Postremo, ecco la Defensio educationis. Se vincerà San Silvio martire, il
santo con la chioma retrattile, noi decreteremo una santa controriforma
scolastica. Poiché siamo rispettosi degli equilibri laici, verrà
mantenuta l’ora di religione. Ci sarà un’ora di religione e poi una di
matematica, poi una di religione e una di italiano e così via. Non si
dica che esageriamo.
E ora inginocchiatevi, bruciate questo fogliaccio demonolatra, e sarete absolti
da peccati singoli e cooperativi, lodi arbitrali e case abusive, corruzione di
giudici e logge criminose e, quel che più conta, scamperete alla tortura,
al rogo e alla confisca dei beni. Vi lascio con questa parabola
ammaestratrice.

* * *

Dopo questo andò Gesù oltre il mare di Galilea, tra naufragi
chimici e chiazze di petrolio, e seguiva lui gente molta, anche se non
paragonabile alle cifre del Giubileo. Or salì al monte Gesù e
lì sedette coi discepoli suoi, dodici.
Alzati dunque gli occhi Gesù, e visto che dimolta gente veniva a Lui,
disse a Filippo:
– Onde compreremo di che sfamarli?
E Andrea acquistò da un venditore ambulante di sospette fattezze
extracomunitarie cinque pani d’orzo e due pesci, ma la gente era tanta e Matteo
disse che essi ne avrebbero avuto meno che un minuzzolo.

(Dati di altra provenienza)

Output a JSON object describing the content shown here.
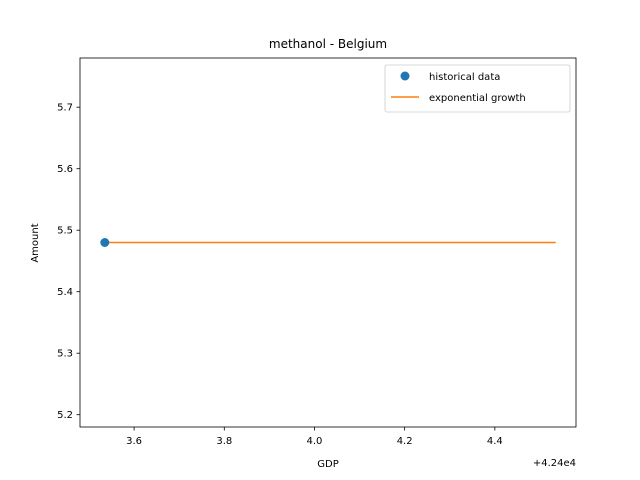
{
  "chart_data": {
    "type": "scatter",
    "title": "methanol - Belgium",
    "xlabel": "GDP",
    "ylabel": "Amount",
    "x_offset_label": "+4.24e4",
    "x_offset": 42400,
    "xlim": [
      42403.48,
      42404.58
    ],
    "ylim": [
      5.18,
      5.78
    ],
    "x_ticks": [
      42403.6,
      42403.8,
      42404.0,
      42404.2,
      42404.4
    ],
    "x_tick_labels": [
      "3.6",
      "3.8",
      "4.0",
      "4.2",
      "4.4"
    ],
    "y_ticks": [
      5.2,
      5.3,
      5.4,
      5.5,
      5.6,
      5.7
    ],
    "y_tick_labels": [
      "5.2",
      "5.3",
      "5.4",
      "5.5",
      "5.6",
      "5.7"
    ],
    "grid": false,
    "legend_position": "top-right",
    "series": [
      {
        "name": "historical data",
        "kind": "scatter",
        "color": "#1f77b4",
        "points": [
          {
            "x": 42403.535,
            "y": 5.48
          }
        ]
      },
      {
        "name": "exponential growth",
        "kind": "line",
        "color": "#ff7f0e",
        "points": [
          {
            "x": 42403.535,
            "y": 5.48
          },
          {
            "x": 42404.535,
            "y": 5.48
          }
        ]
      }
    ]
  }
}
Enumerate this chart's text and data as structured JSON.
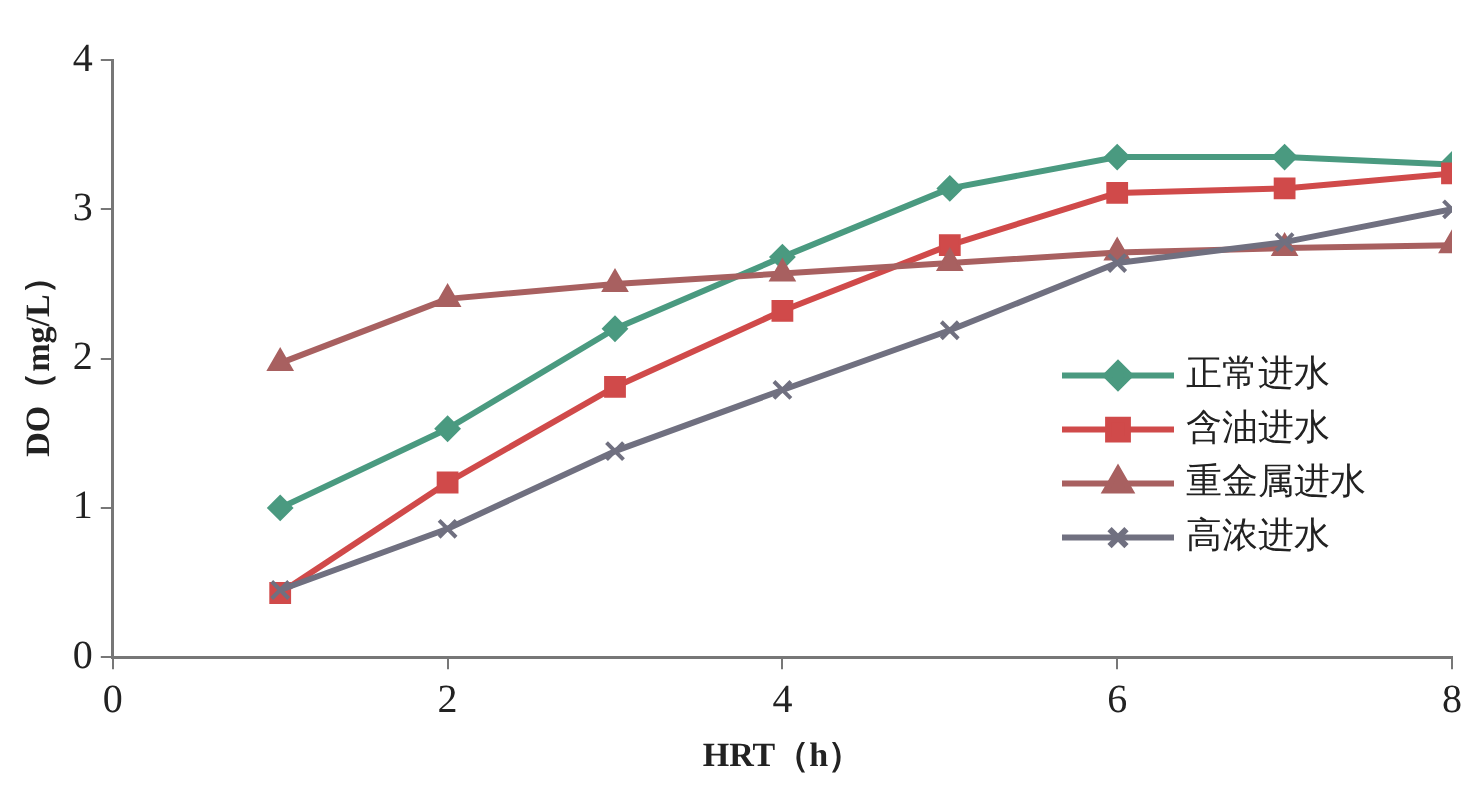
{
  "chart_data": {
    "type": "line",
    "xlabel": "HRT（h）",
    "ylabel": "DO（mg/L）",
    "x": [
      1,
      2,
      3,
      4,
      5,
      6,
      7,
      8
    ],
    "xlim": [
      0,
      8
    ],
    "xticks": [
      0,
      2,
      4,
      6,
      8
    ],
    "ylim": [
      0,
      4
    ],
    "yticks": [
      0,
      1,
      2,
      3,
      4
    ],
    "grid": false,
    "legend": "right",
    "series": [
      {
        "name": "正常进水",
        "color": "#4a9a80",
        "marker": "diamond",
        "values": [
          1.0,
          1.53,
          2.2,
          2.68,
          3.14,
          3.35,
          3.35,
          3.3
        ]
      },
      {
        "name": "含油进水",
        "color": "#d04a4a",
        "marker": "square",
        "values": [
          0.43,
          1.17,
          1.81,
          2.32,
          2.76,
          3.11,
          3.14,
          3.24
        ]
      },
      {
        "name": "重金属进水",
        "color": "#a86060",
        "marker": "triangle",
        "values": [
          1.97,
          2.4,
          2.5,
          2.57,
          2.64,
          2.71,
          2.74,
          2.76
        ]
      },
      {
        "name": "高浓进水",
        "color": "#707080",
        "marker": "cross",
        "values": [
          0.45,
          0.86,
          1.38,
          1.79,
          2.19,
          2.64,
          2.78,
          3.0
        ]
      }
    ]
  }
}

– Li moltiplicherò in varie guise – disse Gesù
– Per me pancarrè e salmone affumicato – disse Tommaso, che era di gusti
lassi e raffinati.
Gesù non lo degnò di uno sguardo, giunse le mani invocando santa
Beatrice, la santa fotocopiatrice, prese i pani e i pesci e s’apprestava a
moltiplicarli quando apparve a lui dinanzi un Arcisacerdote inquisitore, vestito
di oro e porpora, e gli disse:
– Nazareno, non osare clonare, si comincia coi pani e i pesci e si finisce coi
miscugli genetici, il sesso in vitro, Blade Runner e le bambole gonfiabili.
Pur non intendendo il linguaggio astruso e post-aramaico dell’Arcisacerdote,
Gesù rispose:
– Mi sembra importante che costoro mangino, lo faccio perciò a fin di
bene.
– Queste sono pratiche genetiche e stregonesche, l’unica moltiplicazione da noi
consentita è quella delle rendite. Nessun nuovo pane o pesce
nascerà, perché tratterebbesi di spermateisfora, fecondazione
eretica, a distanza e senza contatto.
– E come la mettiamo con lo Spirito Santo? – disse alquanto arrabbiata Maria,
madre del Nazareno, che da tempo covava quell’assillo.
– Quello lo abbiamo arrestato ieri – disse l’Arcisacerdote ghignando – con
l’imputazione di fecondazione artificiale, adulterio e rotta aerea non
autorizzata.
– Posso almeno predicare? – sbuffò Gesù.
– Aspetti la troupe televisiva – disse l’Arcisacerdote – per chi vuole parlare,
per poche migliaia di pezzenti?
Allora Gesù e gli apostoli se ne andarono e capirono che quello che
stavano insegnando sarebbe rimasto nel cuore, nella coscienza e nelle azioni
generose di molti, ma nell’animo di altri sarebbe diventato potere,
intolleranza, razzismo e roghi. Ma poiché Gesù era un bel
caratterino, fece un miracolo ittico-eretico e in cielo misteriosamente
apparvero una pagnottona toscana e una carpa di trenta chili, e precipitarono
sulla testa dell’Arcisacerdote, facendone paté. Questo non è
riportato in alcuna scrittura, ma ve lo garantisco io, come è vero che
sono l’arcivescodiavolo Fobio Azazello Stregatto Amelia Scopriti, amen.